J'allais ce matin au coloriste, avant de passer aux mains du coiffeur. Soupçon de fraîcheur d'automne dans l'air, j'avais ajouté un petit foulard pour adoucir ma veste de cuir. Mon livre de Kundera à la main, je m'en allais vers ce lieu familier, ce centre de soins de santé que je fréquente depuis vingt ans. Quand au coiffeur, il fait ce qu'il peut avec ma mince chevelure depuis au moins quinze. Il y a comme une douceur dans ces gestes coutumiers, un réconfort, un confort même, comme des touches d'ancrage dans ma vie montréalaise. Et ce livre, celui-là même dans ma main qui parle de l'attachement que l'émigré a pour son nouvel amour de pays, malgré la nostalgie du pays de ses origines, ce livre palpite, ce livre est vivant!

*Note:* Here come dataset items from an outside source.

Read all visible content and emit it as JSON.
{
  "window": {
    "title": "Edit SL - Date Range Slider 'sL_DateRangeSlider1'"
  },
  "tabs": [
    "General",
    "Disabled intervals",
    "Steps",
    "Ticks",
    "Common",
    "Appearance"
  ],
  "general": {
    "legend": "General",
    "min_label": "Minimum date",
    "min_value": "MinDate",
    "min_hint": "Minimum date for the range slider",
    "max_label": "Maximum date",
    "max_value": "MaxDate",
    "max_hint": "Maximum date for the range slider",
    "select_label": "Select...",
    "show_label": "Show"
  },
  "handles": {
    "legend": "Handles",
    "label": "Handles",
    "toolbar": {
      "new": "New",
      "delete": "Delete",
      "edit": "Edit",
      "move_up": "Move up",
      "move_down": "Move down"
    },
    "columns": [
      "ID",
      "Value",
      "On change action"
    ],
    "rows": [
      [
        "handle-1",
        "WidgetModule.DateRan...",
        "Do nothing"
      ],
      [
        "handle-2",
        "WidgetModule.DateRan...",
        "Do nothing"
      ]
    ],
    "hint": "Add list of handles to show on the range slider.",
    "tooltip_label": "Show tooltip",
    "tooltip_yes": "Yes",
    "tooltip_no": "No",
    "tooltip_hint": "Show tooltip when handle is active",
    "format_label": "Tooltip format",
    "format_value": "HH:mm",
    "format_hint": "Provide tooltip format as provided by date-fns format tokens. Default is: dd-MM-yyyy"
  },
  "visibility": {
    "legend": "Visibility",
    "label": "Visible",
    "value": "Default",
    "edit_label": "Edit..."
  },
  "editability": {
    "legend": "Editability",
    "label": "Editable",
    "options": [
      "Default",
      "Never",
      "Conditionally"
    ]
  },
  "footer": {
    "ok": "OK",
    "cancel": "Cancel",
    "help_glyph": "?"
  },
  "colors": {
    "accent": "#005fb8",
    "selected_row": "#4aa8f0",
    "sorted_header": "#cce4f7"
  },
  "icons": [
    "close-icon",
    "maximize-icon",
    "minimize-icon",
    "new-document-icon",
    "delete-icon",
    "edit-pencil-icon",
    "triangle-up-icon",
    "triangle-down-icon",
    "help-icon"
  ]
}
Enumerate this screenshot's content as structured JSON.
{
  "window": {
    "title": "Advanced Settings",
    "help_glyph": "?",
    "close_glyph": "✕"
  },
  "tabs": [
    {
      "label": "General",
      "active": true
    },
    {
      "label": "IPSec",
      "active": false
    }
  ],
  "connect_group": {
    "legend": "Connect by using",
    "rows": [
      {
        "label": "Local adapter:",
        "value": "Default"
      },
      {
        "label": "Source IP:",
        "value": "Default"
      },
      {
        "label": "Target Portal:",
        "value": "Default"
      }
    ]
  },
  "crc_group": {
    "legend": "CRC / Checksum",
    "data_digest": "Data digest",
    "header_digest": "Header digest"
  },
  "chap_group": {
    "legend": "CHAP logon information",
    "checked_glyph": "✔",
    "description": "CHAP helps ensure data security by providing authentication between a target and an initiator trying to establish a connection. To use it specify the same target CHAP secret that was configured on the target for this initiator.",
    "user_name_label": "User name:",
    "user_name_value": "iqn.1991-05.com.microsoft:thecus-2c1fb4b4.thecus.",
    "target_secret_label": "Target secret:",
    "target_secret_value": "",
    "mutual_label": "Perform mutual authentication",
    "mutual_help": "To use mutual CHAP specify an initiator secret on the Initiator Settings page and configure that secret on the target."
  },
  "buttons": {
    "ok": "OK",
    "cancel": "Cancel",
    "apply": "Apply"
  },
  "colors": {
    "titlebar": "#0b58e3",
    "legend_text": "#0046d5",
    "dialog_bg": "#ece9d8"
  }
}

Un rendez-vous professionnel, reporté du matin à trop proche de midi, a duré jusqu'à 14h, me privant de repas à heure raisonnable. Ma glycémie dégringole, même rétablie, elle m'a gardée affaiblie tout l'après-midi. Nous faisions une épicerie-éclair au lieu de faire un saut vers la municipalité des Laurentides qui doit me fournir un document important, puisque nous étions rendus trop tard en après-midi, risquant d'arriver trop tard pour l'heure de fermeture des bureaux.

Souper frugal, au pain et à la soupe. Personne ne se plaint, heureusement que j'ai des fils et un mari faciles, côté bouffe. Puis, les jumeaux partant au théâtre à L'Espace Go, dans le cadre de leurs cours de français, l'autre devant étudier, nous étions allés au cinéma voir "Once upon a time in Mexico", un film coloré et bien divertissant. J'avais besoin de me changer les idées!